Intérieur de l' hôtel Tassel.

En architecture, les prémices de l'Art nouveau — appelé «  modernisme catalan » — se retrouvent dès 1871 dans les cours de la nouvelle École provinciale d'architecture de Barcelone, qui était alors dirigée par Elies Rogent i Amat (1821-1897) et dans les œuvres de Josep Domènech i Estapà — malgré lui, puisqu’il refusa explicitement ce mouvement. Cependant, il est classique de considérer qu'en Catalogne l' Art nouveau commence en 1888, lors de la première exposition universelle de Barcelone, occasion pour laquelle un grand nombre d'édifices modernistes furent construits. De cet évènement subsistent encore l' arc de Triomphe de Barcelone et le Château des trois dragons [6].

En 1893, Victor Horta construit à Bruxelles l' hôtel Tassel, considéré comme le tout premier édifice Art nouveau à exploiter la ligne courbe, symbole entre tous de ce mouvement. La fluidité des espaces fait écho aux courbes végétales qui investissent ferronneries, mosaïques, fresques et vitraux, éléments tant structures qu'ornements, dans la plus parfaite ligne d' Eugène Viollet-le-Duc. Horta conçoit un édifice inédit avec des meubles qui correspondent au rythme des murs et de l’architecture ; il dessine les motifs des tapis, conçoit les meubles : c'est la naissance d'un « Art total ».

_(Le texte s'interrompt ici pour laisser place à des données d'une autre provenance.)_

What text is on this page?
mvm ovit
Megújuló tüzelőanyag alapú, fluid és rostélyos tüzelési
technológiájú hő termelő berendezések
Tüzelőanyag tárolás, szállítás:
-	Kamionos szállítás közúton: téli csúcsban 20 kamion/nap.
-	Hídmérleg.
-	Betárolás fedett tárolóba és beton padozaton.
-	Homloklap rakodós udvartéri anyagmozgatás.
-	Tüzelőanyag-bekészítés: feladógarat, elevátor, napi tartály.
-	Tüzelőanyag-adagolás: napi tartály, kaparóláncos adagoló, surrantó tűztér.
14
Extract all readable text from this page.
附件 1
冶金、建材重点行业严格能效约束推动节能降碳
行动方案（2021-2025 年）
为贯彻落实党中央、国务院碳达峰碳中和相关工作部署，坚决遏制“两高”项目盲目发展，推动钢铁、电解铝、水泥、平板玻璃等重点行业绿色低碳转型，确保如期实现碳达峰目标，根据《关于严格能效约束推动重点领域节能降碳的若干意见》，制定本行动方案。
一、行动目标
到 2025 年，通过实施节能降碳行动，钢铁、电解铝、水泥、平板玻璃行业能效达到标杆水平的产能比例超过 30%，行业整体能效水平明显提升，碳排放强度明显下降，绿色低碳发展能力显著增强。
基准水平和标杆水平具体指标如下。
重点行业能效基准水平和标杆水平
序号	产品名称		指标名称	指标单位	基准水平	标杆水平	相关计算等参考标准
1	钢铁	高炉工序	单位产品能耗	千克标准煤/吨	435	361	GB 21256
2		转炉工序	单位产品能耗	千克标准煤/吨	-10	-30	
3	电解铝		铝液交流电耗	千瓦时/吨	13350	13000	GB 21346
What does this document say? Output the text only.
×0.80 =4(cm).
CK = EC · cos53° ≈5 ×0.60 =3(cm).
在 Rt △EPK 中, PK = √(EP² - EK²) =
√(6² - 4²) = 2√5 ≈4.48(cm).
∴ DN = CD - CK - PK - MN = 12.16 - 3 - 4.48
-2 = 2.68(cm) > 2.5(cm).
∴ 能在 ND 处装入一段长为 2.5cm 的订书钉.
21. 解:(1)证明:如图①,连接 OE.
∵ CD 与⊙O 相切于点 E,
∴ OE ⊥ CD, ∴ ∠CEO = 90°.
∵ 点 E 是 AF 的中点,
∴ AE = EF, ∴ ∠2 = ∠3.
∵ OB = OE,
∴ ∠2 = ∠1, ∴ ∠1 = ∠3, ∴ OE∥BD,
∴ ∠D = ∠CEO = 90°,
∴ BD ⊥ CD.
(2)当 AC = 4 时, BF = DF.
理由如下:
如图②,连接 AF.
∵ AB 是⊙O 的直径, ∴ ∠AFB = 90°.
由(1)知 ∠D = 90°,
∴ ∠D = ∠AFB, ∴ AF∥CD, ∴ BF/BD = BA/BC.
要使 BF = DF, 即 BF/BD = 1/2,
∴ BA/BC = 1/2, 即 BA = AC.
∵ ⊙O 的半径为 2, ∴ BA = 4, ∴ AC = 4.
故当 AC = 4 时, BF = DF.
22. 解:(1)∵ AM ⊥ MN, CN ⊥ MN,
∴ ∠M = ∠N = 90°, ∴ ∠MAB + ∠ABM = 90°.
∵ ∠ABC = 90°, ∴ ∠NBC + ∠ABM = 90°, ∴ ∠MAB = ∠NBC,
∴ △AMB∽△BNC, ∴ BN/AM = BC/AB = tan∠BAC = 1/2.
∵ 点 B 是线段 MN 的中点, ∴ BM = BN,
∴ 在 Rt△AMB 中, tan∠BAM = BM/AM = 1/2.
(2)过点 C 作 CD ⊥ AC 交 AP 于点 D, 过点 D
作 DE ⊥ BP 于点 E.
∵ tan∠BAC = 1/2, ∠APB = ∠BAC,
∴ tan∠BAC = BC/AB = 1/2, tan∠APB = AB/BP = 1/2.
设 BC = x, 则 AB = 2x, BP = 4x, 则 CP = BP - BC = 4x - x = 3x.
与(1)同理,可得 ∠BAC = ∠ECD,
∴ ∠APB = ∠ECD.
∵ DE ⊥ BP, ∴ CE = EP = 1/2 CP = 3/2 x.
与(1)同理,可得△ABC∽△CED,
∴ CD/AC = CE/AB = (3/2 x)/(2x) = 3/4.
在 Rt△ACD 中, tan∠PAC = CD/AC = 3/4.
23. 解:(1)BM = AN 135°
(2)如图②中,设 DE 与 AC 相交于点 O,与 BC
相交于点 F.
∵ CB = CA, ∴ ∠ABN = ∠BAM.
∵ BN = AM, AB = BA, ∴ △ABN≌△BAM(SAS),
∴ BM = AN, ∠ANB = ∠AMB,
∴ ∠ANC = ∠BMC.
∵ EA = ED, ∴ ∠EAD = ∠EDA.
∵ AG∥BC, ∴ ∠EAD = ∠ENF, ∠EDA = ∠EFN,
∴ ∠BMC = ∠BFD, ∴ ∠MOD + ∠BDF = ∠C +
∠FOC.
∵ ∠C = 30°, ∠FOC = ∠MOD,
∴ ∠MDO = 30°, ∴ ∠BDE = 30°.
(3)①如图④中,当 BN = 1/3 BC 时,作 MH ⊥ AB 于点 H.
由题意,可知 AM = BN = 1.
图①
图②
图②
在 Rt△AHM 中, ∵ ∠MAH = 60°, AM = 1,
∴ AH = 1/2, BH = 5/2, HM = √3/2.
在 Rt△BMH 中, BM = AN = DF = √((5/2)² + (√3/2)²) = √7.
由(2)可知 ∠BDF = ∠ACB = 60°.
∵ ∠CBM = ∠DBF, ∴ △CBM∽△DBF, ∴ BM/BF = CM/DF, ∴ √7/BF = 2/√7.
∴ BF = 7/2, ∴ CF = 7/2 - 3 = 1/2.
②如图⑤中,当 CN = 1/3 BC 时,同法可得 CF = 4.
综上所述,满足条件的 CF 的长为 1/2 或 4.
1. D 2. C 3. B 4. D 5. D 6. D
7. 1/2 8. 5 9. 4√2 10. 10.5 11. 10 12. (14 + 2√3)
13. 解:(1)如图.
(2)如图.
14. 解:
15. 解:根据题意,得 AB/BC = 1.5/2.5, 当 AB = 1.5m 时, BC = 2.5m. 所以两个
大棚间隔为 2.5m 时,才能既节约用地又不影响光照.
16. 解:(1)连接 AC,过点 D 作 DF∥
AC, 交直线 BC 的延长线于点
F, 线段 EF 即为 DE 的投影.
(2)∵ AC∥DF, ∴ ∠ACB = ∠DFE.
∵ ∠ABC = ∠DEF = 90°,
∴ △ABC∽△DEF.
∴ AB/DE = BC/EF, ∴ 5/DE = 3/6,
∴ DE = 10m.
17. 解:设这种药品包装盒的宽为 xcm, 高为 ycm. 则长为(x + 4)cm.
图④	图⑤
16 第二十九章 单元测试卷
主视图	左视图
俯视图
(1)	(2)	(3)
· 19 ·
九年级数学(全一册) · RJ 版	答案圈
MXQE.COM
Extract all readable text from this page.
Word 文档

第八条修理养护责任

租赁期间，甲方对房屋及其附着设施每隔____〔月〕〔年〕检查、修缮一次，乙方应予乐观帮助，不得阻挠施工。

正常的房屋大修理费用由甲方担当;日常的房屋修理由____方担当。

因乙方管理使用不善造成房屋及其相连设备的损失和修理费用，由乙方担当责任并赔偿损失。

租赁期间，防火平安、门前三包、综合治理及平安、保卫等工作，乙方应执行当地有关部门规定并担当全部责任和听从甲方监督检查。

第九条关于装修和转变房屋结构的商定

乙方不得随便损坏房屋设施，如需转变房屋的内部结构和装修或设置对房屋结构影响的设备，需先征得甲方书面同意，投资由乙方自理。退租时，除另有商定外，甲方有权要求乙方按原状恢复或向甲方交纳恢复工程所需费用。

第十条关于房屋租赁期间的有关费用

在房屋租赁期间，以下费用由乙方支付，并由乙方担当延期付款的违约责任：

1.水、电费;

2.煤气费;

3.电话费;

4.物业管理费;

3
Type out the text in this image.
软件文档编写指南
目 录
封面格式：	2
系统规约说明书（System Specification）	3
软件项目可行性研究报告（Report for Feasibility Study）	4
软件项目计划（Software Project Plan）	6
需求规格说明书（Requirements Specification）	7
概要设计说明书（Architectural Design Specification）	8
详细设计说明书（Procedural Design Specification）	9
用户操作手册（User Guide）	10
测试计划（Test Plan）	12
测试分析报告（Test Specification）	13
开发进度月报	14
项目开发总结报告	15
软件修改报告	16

Art nouveau, affiche de la galerie Siegfried Bing (1895).

À la fin du XIXe siècle, les échanges artistiques s’intensifient, ce qui participe à la diffusion du mouvement. Des albums et revues d’art et d’architecture sont abondamment illustrées et propagent les idées nouvelles, comme L'Estampe originale (1888-1895), The Studio (1893), Jugend (1896), Art et décoration (1897), etc. Le développement des moyens de communication permet aux architectes de voyager ; ainsi des connexions s'établissent entre Bruxelles et Paris : Hector Guimard sera très influencé au cours d’un voyage qu’il a fait en 1895 pour voir les architectures de Victor Horta, ce qui l’amènera à intégrer certaines de ses formes dans sa propre architecture [3]. De même, des liens très étroits se tissent entre Vienne et Glasgow, et un architecte comme Otto Wagner recevra la visite de Charles Rennie Mackintosh.

L'expression « Art nouveau » est employée pour la première fois par Edmond Picard, en 1894, dans la revue belge L'Art moderne, dans la lignée de La Jeune Belgique, pour qualifier la production artistique d' Henry van de Velde [9].

Cependant, le nom a été inventé par Van de Velde avec Victor Horta, Paul Hankar et Gustave Serrurier-Bovy [10]. Elle passe en France, lorsque, le , elle devient l'enseigne de la galerie d'art de Siegfried Bing, sise 22, rue de Provence à Paris, sous le nom maison de l'Art nouveau. Y sont exposés de grands noms des mouvances symbolistes et Art nouveau : outre van de Velde, citons Munch, Rodin, Tiffany ou encore Toulouse-Lautrec. Empruntant une voie plus solitaire, Hector Guimard fait figure de génie prolifique et isolé, créant son propre univers, le « style Guimard ».

Mais c'est Nancy qui va constituer le plus bel ensemble d'Art nouveau français. La ville a accueilli à partir de 1870 de nombreux Lorrains qui souhaitaient rester Français, après l'annexion de la Moselle par l'Allemagne. L'Art nouveau y devient le moyen d'expression d'un régionalisme revendiqué. Émile Gallé, Daum Frères, Jacques Grüber et bien d'autres, créent l' École de Nancy.

Ces créateurs authentiques sont vite rattrapés par le succès d'une mode dont ils sont (involontairement) les inspirateurs, et qui triomphe à l' Exposition universelle de Paris en 1900, notamment dans une bimbeloterie envahissante (dénoncée par Bing et van de Velde) qui ternit pendant longtemps la mémoire de l'Art nouveau.